その表情は、まるで叱られた後に「ごめんなさい」をしているようでした。





なにも謝ることなんかないのに…。




僕はもう、その瞬間に泣けてきて…


玄関にひざを付いて、歩み寄るあまごを迎えました。





なんでだよ。

もっともっと責めろよ…。

キバを剥き出しにして噛み付いて、

「もうお前なんか嫌いだ!」と顔を背けていいんだよ。




そうされたって怒らないよ。

怒られるべきはおれなんだ。


なのにお前…


なんでシッポ振ってるんだよぅ…。


何を鼻で鳴いてるんだよぅ…。




ちょうど1ヶ月前に僕の父が死んで、

これでもかというほど泣いた後でしたが、ここでもボロボロに泣いてしまいました。


思えば、あの時だって落ち込む僕を心配して、周りをぐるぐる回っては寄りかかってきて、


こちらが「もういいよ」と言うくらい、ずっとペロペロと舐めて、元気付けてくれました。



そのくらい、動物だって相手の感情に敏感なんです。




ごめん…。

ごめんな。


もう絶対あんなことしないよ。




早く足を治して、またリードを外して、思いっきり走り回ろうな。




・・・


この日以降、僕は何があってもあまごに手を上げることはやめました。


この時だって、ただただ僕に遊んでもらいたかっただけのはずなんです。


首輪が緩んでいたのだって、飼い主である僕の責任です。


あまごが本当はもっともっと遊んでもらいたいと思っていたのに、それに気付いてあげることも出来なかった。



モノを言わない動物は、いつだって行動や仕草で感情や意志を伝えてきていて、それをキャッチするのは飼い主のつとめです。

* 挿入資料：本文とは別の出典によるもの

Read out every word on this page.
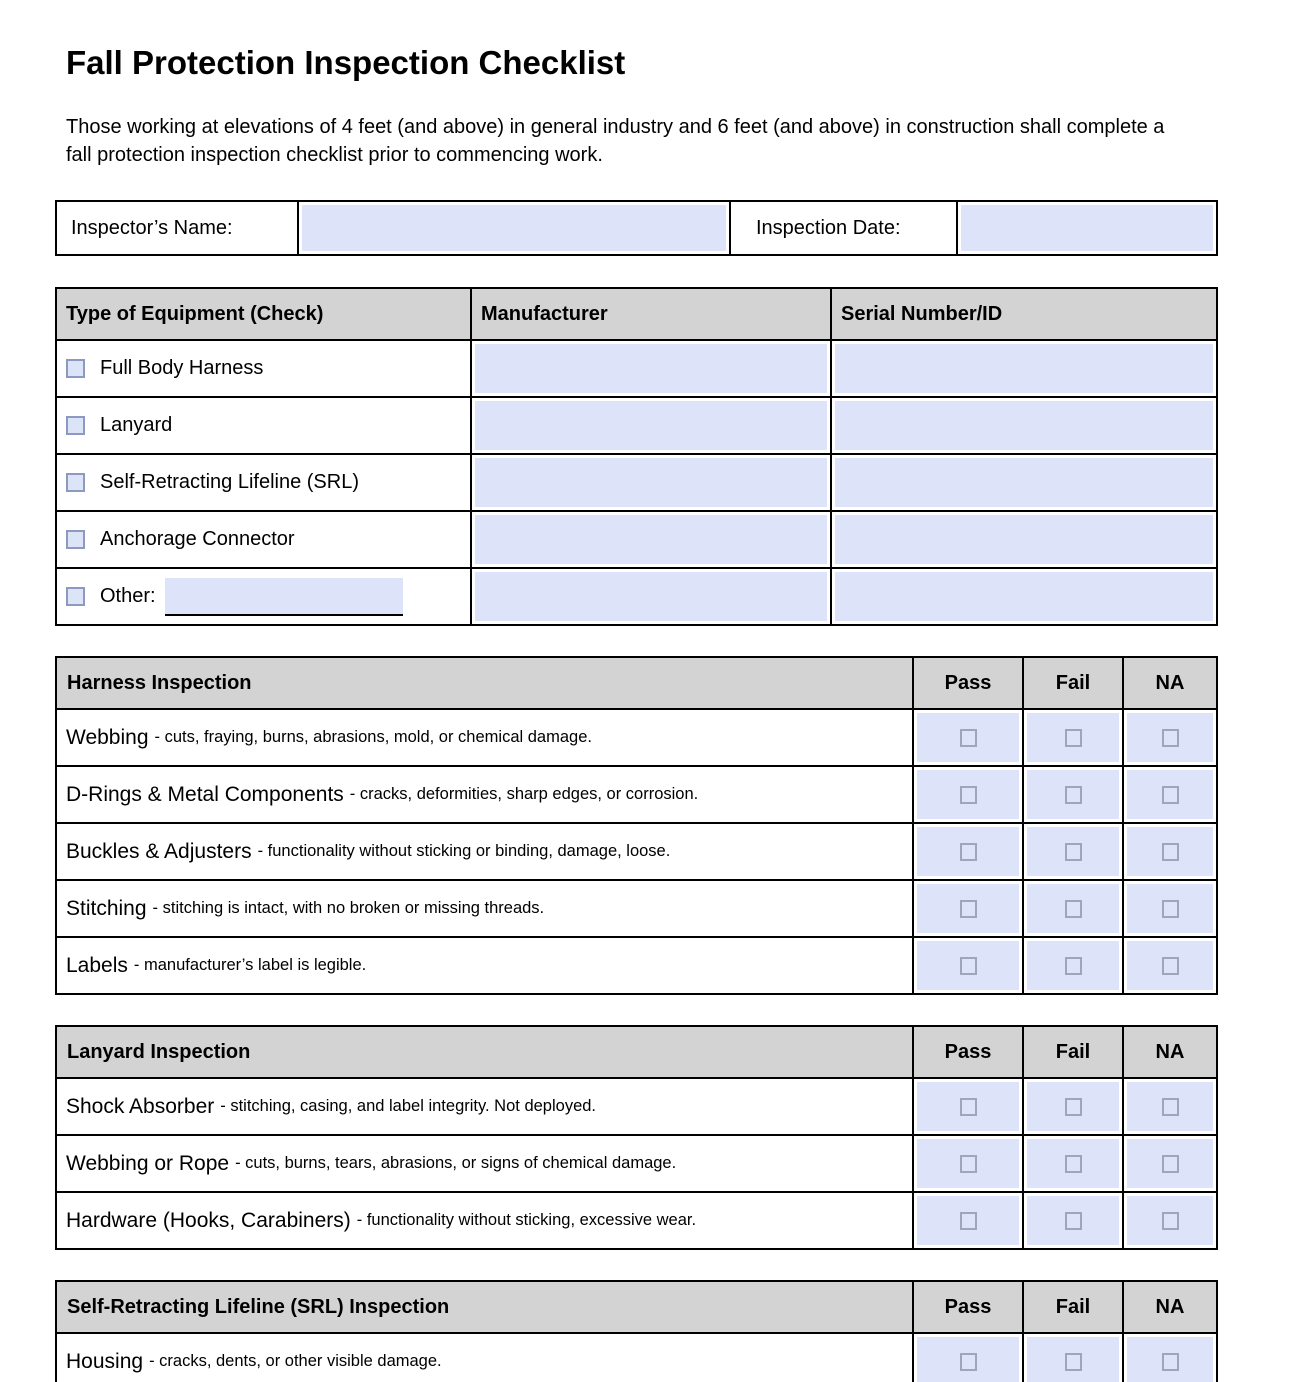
Fall Protection Inspection Checklist
Those working at elevations of 4 feet (and above) in general industry and 6 feet (and above) in construction shall complete a fall protection inspection checklist prior to commencing work.
Inspector’s Name:	Inspection Date:
Type of Equipment (Check)	Manufacturer	Serial Number/ID
Full Body Harness
Lanyard
Self-Retracting Lifeline (SRL)
Anchorage Connector
Other:
Harness Inspection	Pass	Fail	NA
Webbing - cuts, fraying, burns, abrasions, mold, or chemical damage.
D-Rings & Metal Components - cracks, deformities, sharp edges, or corrosion.
Buckles & Adjusters - functionality without sticking or binding, damage, loose.
Stitching - stitching is intact, with no broken or missing threads.
Labels - manufacturer’s label is legible.
Lanyard Inspection	Pass	Fail	NA
Shock Absorber - stitching, casing, and label integrity. Not deployed.
Webbing or Rope - cuts, burns, tears, abrasions, or signs of chemical damage.
Hardware (Hooks, Carabiners) - functionality without sticking, excessive wear.
Self-Retracting Lifeline (SRL) Inspection	Pass	Fail	NA
Housing - cracks, dents, or other visible damage.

あまごは10歳になり、どう頑張ったって、もう5~6年もすればお別れがやってきます。



いつか、その日が来るまでに。


僕はあまごと出来ること、あまごが喜ぶことは何でもしてあげたいと思います。


きっと、どんなことをどれだけしたって、


お別れの時には悔いが残って、笑って見送ることなんて出来ないはずです。




それでも、一緒に過ごした日々が大切であればあるほど、


いつの日か「心からありがとう」と思える日が来るはずです。




今日も元気でいてくれてありがとう。